Наверное, затем, чтобы получить исчерпывающий ответ:
– Ну да. Преступление. Убийство.
1918 год
«Ну, кухарка, – подумала Аглая. – Ну и что такого?» И пожала плечами.
Так она думала за последние полчаса раз примерно десять. И пожимала плечами столько же раз.
«Если этот мир не может стать таким, каким ты хочешь его видеть, надо самому стать таким, каким хочет видеть тебя этот мир», – говаривал ее отец. Он уже был тогда болен, чувствовал, что скоро умрет, но старался жить, не скрипя зубами от боли, а получая от жизни удовольствие. Для него удовольствие было не в изобильной еде и питье (с его-то больным желудком!), не в разгуле и роскошестве (с его-то вечной нищетой, к которой приучила жизнь на нелегальном положении), а в работе. В школе для крестьян, которую он устроил в имении. Днем в ней учились дети, вечерами она открывалась для взрослых. Правда, взрослые, само собой, туда и не заглядывали, но отец верил, что все со временем переменится, люди просто должны привыкнуть и тогда придут.
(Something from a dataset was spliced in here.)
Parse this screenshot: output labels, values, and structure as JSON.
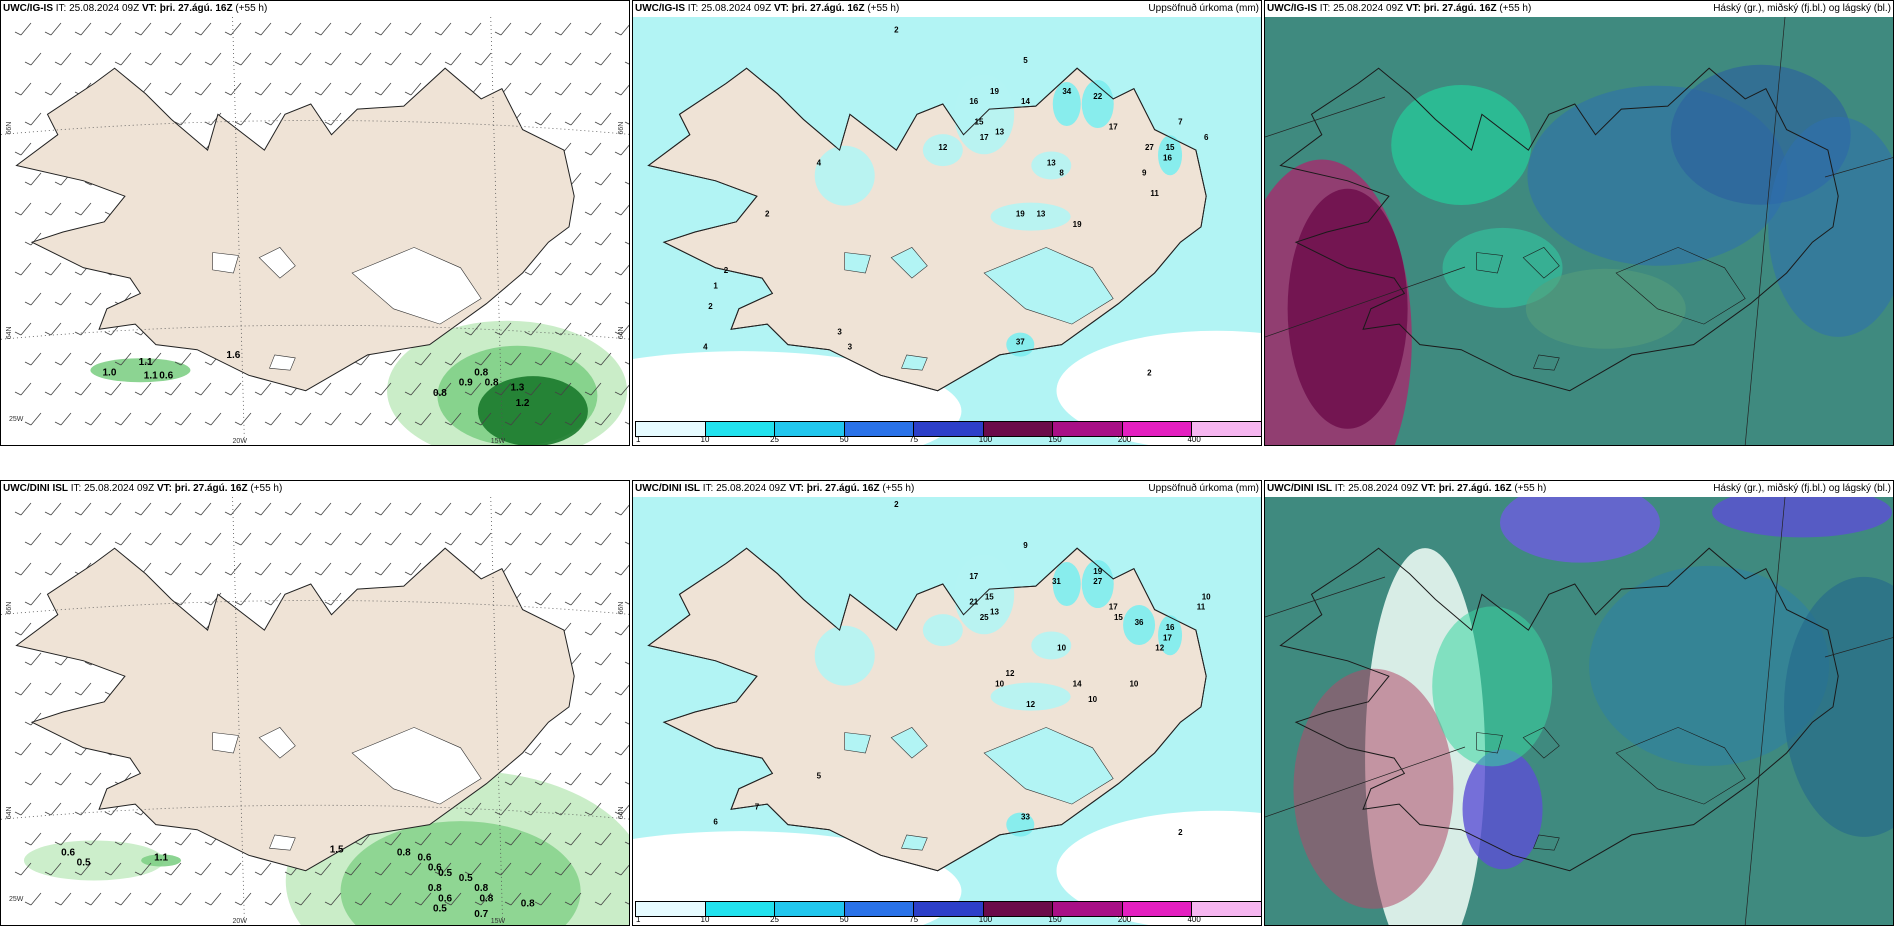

Особенно много таких надежд отец лелеял после того, как в феврале скинули царя. «Вспомнил свою молодость», – снисходительно подумала тогда Аглая, которая знала, что двенадцать лет назад, в девятьсот пятом году, на баррикадах в Москве отец всерьез «делал революцию». Там же он получил пулю в живот, но каким-то чудом остался жив, только – на всю жизнь болен. И смирился со случившимся, постарался сделаться таким, каким хотел видеть его этот мир. Революционеру невозможно сообразовать свою жизнь с шестиразовым питанием, и протертыми супчиками, и паровыми котлетками, и жиденькой нежной рисовой кашкой. Но небогатому помещику, владельцу небольшого имения в пятнадцати верстах от Нижнего, можно вполне. Он распростился с «бурями молодости», как он это называл, и вернулся к жене, ранее покинутой за то, что, полюбив молодого социалиста, не решилась уйти за ним в «новую жизнь».
Именно тогда Аглая и увидела отца впервые. Ей было в ту пору тринадцать, и она не скоро привыкла к изможденному, тощему, желтолицему человеку, который поселился в их с матерью доме и вокруг которого отныне завертелась вся их жизнь. Потом привыкла и даже полюбила его – особенно когда в одночасье сгорела от инфлюэнцы, подхваченной во время краткой поездки в город, мама… Дочь и отец очень сошлись, жили, поддерживая друг друга и дружбой, и начавшей пробуждаться родственной любовью, и истинной страстью к делу рук отца: народной школе. И чем все кончилось?! Отец умер, увидев, как «крестьянские дети» радостно подожгли дом, в котором она размещалась. Для детей школа была всего лишь «пережитком старого мира», который в октябре семнадцатого рухнул окончательно. Господский дом, стоявший почти вплотную к школе, не сгорел только чудом: ветер внезапно переменился и понес пламя в другую сторону, к деревне, так что сгорело несколько овинов, за что поджигатели были крепко выпороты по постановлению сельского схода. Однако стену дома опалило изрядно, отчего внутри поселился неискоренимый запах холодного дыма, ставший для Аглаи самым страшным на свете запахом – знаком разрушения и смерти.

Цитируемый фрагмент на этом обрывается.